Latin name: K. Peronei

Common names: beach Pipi, eugarie, Goolwa cockles, Goolwa pipis

  • Eat Less

Wild Caught


Note: The Tasmanian fishery for vongole in Ansons Bay is currently closed following a collapse of the population due to overfishing and environmental factors (severe flooding in 2014 killed many vongole). A 2018 review of vongole numbers showed the population has not yet recovered. If the fishery re-opens, the fishery will be assessed for inclusion in this Guide.

Key Facts

  • Pipis are hand collected in Discovery and Venus Bay in VIC. This collection method is highly targeted.
  • Relatively little is known about the health of the Pipi population in VIC.
  • New scientific research and fishing rules are currently being brought in which should improve the management of this fishery.
  • The highly targeted collection method means other marine animals are not harmed.
  • Pipis and vongoles are important prey for birds, rays and fish but current Pipi fishing levels do not appear to be affecting any of these species.

More information

  • VIC Ocean Fishery (34t in 2017)

Pipis are hand collected from the intertidal zone in Discovery and Venus Bay in VIC. Pipis are unique to Australia, grow fairly quickly and are resilient to fishing.

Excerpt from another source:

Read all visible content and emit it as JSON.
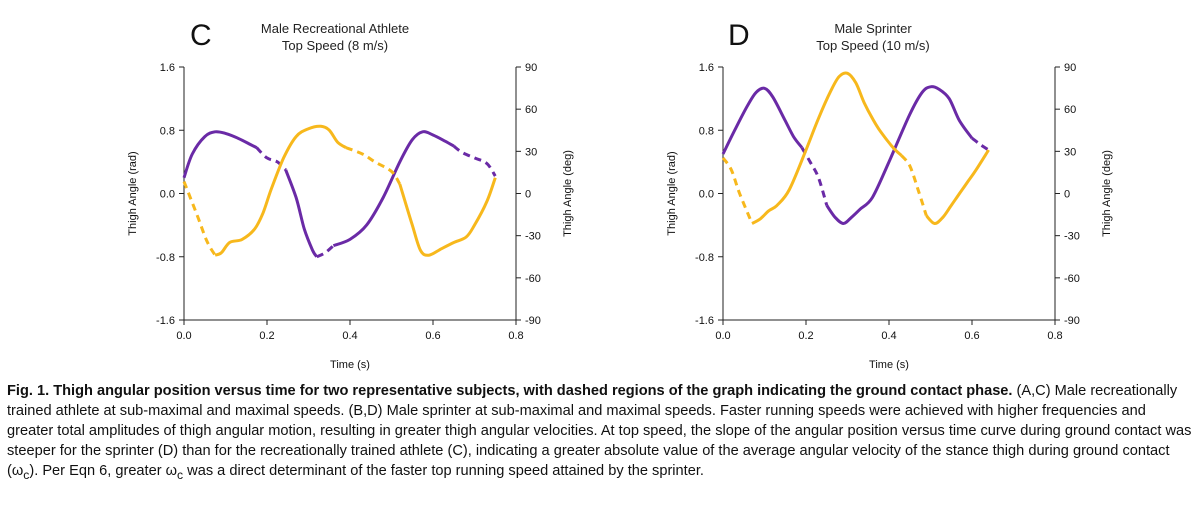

The VIC Government is currently bringing in new controls over the way in which fishing is conducted. The level of pipi harvesting has been poorly controlled until recently, and the health of the population is unknown. Although there are not serious sustainability concerns at present, these new management controls have yet to prove their effectiveness.

Hand collecting is effective at targeting only pipis, resulting in a negligible impact of extraction on any other marine or beach-dwelling species. As collection is so highly targeted, discarding of unwanted catch is not an issue, and undersized pips and vongoles can be returned without harm.

Pipis are important prey for many birds, fish and rays but scientific studies from other areas show the level of current fishing is not affecting the availability of prey for birds.